Click on a span in the flame graph to show its metadata below the graph. If there’s an error, the stack trace is provided:
If you are analyzing a trace reporting an error, the error has a specific display if you follow the special meaning tags rules. When submitting your traces you can add attributes to the meta
parameter.
Some attributes have special meanings that lead to a dedicated display or specific behavior in Datadog:
Attribute | Description |
---|
sql.query | Allows specific SQL query formatting and display in Datadog’s UI. |
error.msg | Allows dedicated display for error message. |
error.type | Allows dedicated display for error types. Available types include, for instance, in Python ValueError or Exception and in Java ClassNotFoundException or NullPointerException . |
error.stack | Allows a better display of the stack trace of an exception in Datadog’s UI (red boxes, etc…) |
View the host information related to the trace including host tags and graphs around the time of the trace.
See logs related to your service at the time of the trace. When you hover over a log, a line showing its timestamp is displayed on the trace flame graph. Clicking on the log brings you to the log explorer search.

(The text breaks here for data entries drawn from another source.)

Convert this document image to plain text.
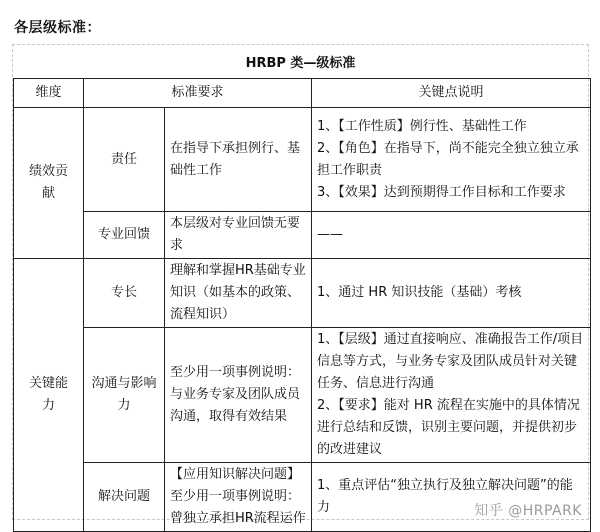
各层级标准：
HRBP 类—级标准
维度	标准要求		关键点说明
绩效贡献	责任	在指导下承担例行、基础性工作	1、【工作性质】例行性、基础性工作
2、【角色】在指导下，尚不能完全独立独立承担工作职责
3、【效果】达到预期得工作目标和工作要求

	专业回馈	本层级对专业回馈无要求	——
关键能力	专长	理解和掌握HR基础专业知识（如基本的政策、流程知识）	1、通过 HR 知识技能（基础）考核
	沟通与影响力	至少用一项事例说明：与业务专家及团队成员沟通，取得有效结果	1、【层级】通过直接响应、准确报告工作/项目信息等方式，与业务专家及团队成员针对关键任务、信息进行沟通
2、【要求】能对 HR 流程在实施中的具体情况进行总结和反馈，识别主要问题，并提供初步的改进建议

	解决问题	【应用知识解决问题】
至少用一项事例说明：曾独立承担HR流程运作	1、重点评估“独立执行及独立解决问题”的能力	知乎 @HRPARK
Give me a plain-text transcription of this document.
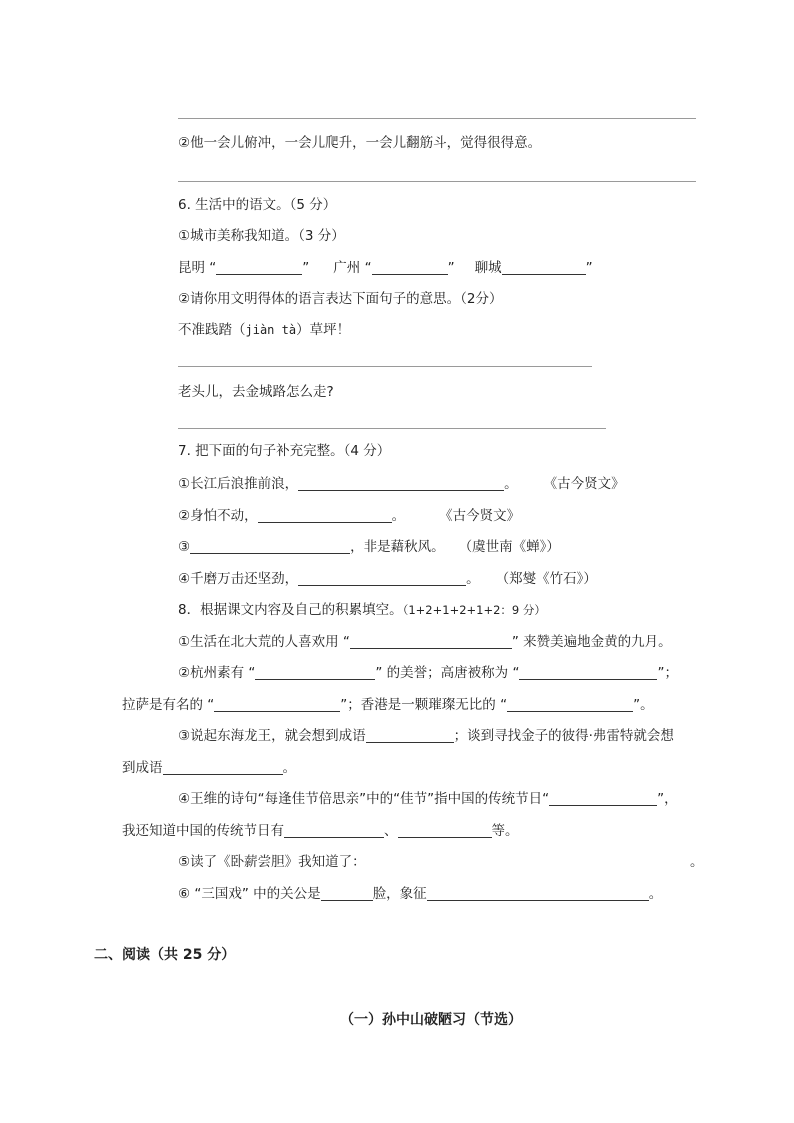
②他一会儿俯冲，一会儿爬升，一会儿翻筋斗，觉得很得意。
6. 生活中的语文。（5 分）
①城市美称我知道。（3 分）
昆明 “	” 广州 “	” 聊城	”
②请你用文明得体的语言表达下面句子的意思。（2分）
不准践踏（jiàn tà）草坪！
老头儿，去金城路怎么走?
7. 把下面的句子补充完整。（4 分）
①长江后浪推前浪，	。 《古今贤文》
②身怕不动，	。	《古今贤文》
③	，非是藉秋风。 （虞世南《蝉》）
④千磨万击还坚劲，	。 （郑燮《竹石》）
8．根据课文内容及自己的积累填空。（1+2+1+2+1+2：9 分）
①生活在北大荒的人喜欢用 “	” 来赞美遍地金黄的九月。
②杭州素有 “	” 的美誉；高唐被称为 “	”；
拉萨是有名的 “	”；香港是一颗璀璨无比的 “	”。
③说起东海龙王，就会想到成语	；谈到寻找金子的彼得·弗雷特就会想
到成语	。
④王维的诗句“每逢佳节倍思亲”中的“佳节”指中国的传统节日“	”，
我还知道中国的传统节日有	、	等。
⑤读了《卧薪尝胆》我知道了：	。
⑥ “三国戏” 中的关公是	脸，象征	。
二、阅读（共 25 分）
（一）孙中山破陋习（节选）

Click on a service’s span to see the processes running on its underlying infrastructure. A service’s span processes are correlated with the hosts or pods on which the service runs at the time of the request. You can analyze process metrics such as CPU and RSS memory alongside code-level errors to distinguish between application-specific and wider infrastructure issues. Clicking on a process will bring you to the Live Processes page. To view span-specific processes, enable process collection. Related processes are not currently supported for serverless and browser traces.

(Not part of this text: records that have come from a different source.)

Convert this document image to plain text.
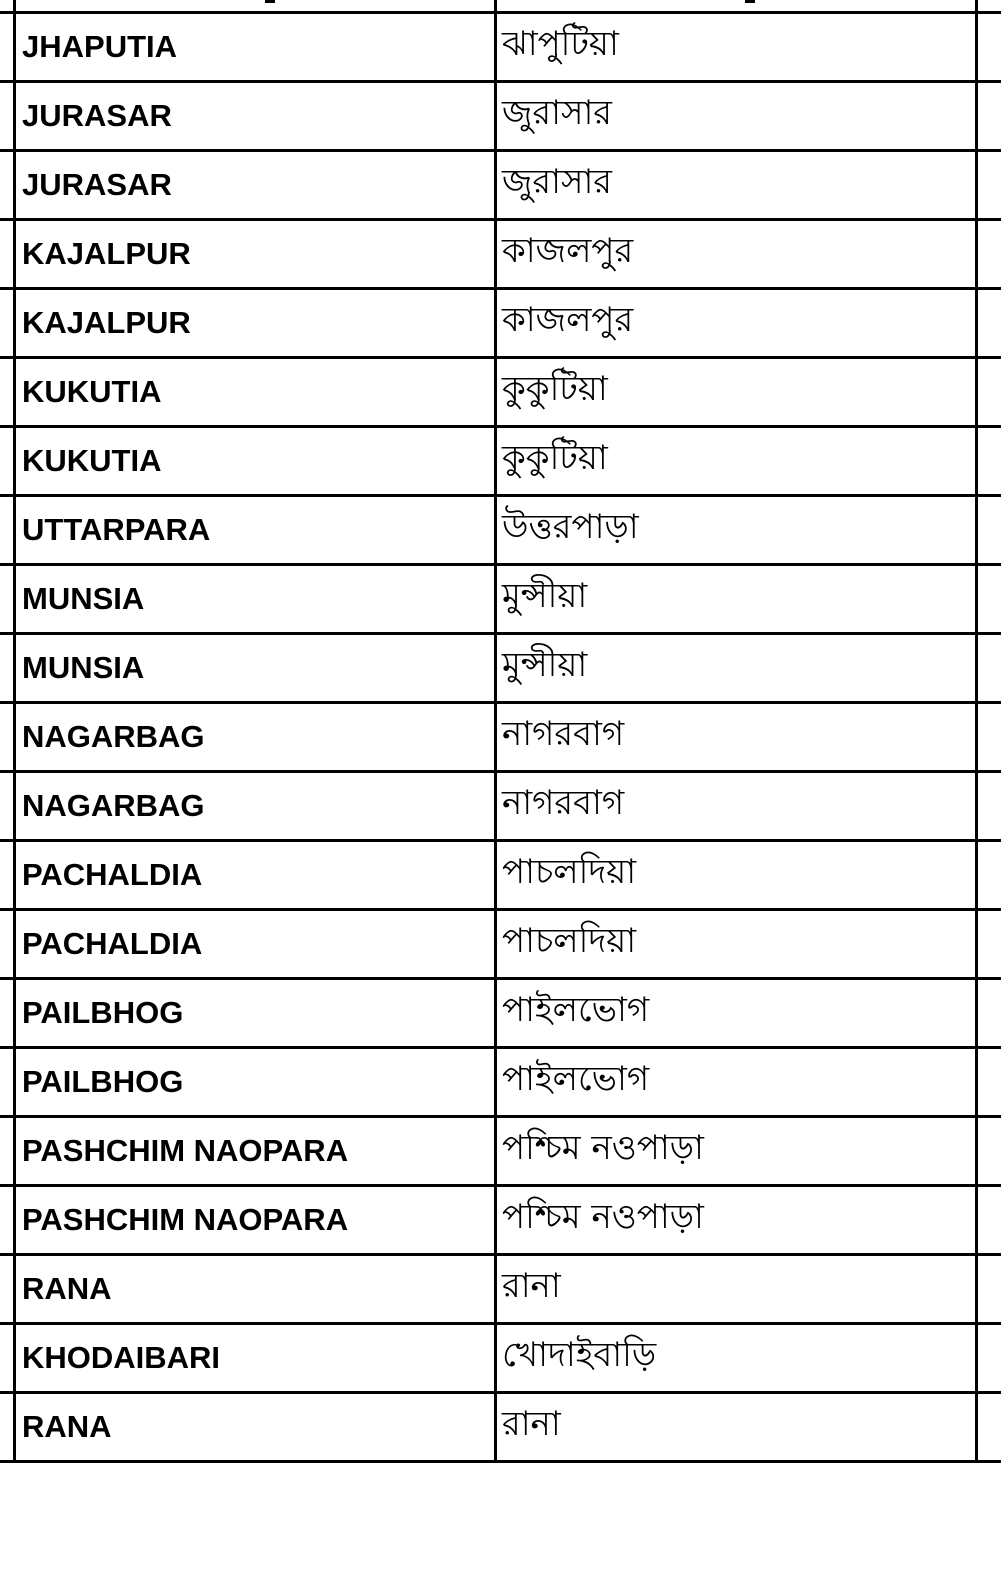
JHAPUTIA	ঝাপুটিয়া
JURASAR	জুরাসার
JURASAR	জুরাসার
KAJALPUR	কাজলপুর
KAJALPUR	কাজলপুর
KUKUTIA	কুকুটিয়া
KUKUTIA	কুকুটিয়া
UTTARPARA	উত্তরপাড়া
MUNSIA	মুন্সীয়া
MUNSIA	মুন্সীয়া
NAGARBAG	নাগরবাগ
NAGARBAG	নাগরবাগ
PACHALDIA	পাচলদিয়া
PACHALDIA	পাচলদিয়া
PAILBHOG	পাইলভোগ
PAILBHOG	পাইলভোগ
PASHCHIM NAOPARA	পশ্চিম নওপাড়া
PASHCHIM NAOPARA	পশ্চিম নওপাড়া
RANA	রানা
KHODAIBARI	খোদাইবাড়ি
RANA	রানা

Click on a service’s span to see network dependencies of the service making the request. Use key network performance metrics such as volume, errors (TCP retransmits), and network latency (TCP round-trip time) to differentiate between application-specific and network-wide issues, especially when no code errors have been generated. For instance, you can use network telemetry to determine if high request latency is due to traffic overloading of the relevant application, or faulty dependencies with a downstream pod, security group, or any other tagged endpoint. Clicking on a process brings you to the Network Analytics page. To view span-specific processes, enable Network Performance Monitoring.
Note: Related network telemetry is not currently supported for serverless traces.
See attack attempts that target the services of the distributed trace. You can see the pattern used by the attacker, the rule that detects the attack, and whether the attacker found a vulnerability in your service.
Click View in ASM to investigate further using Datadog Application Security Management.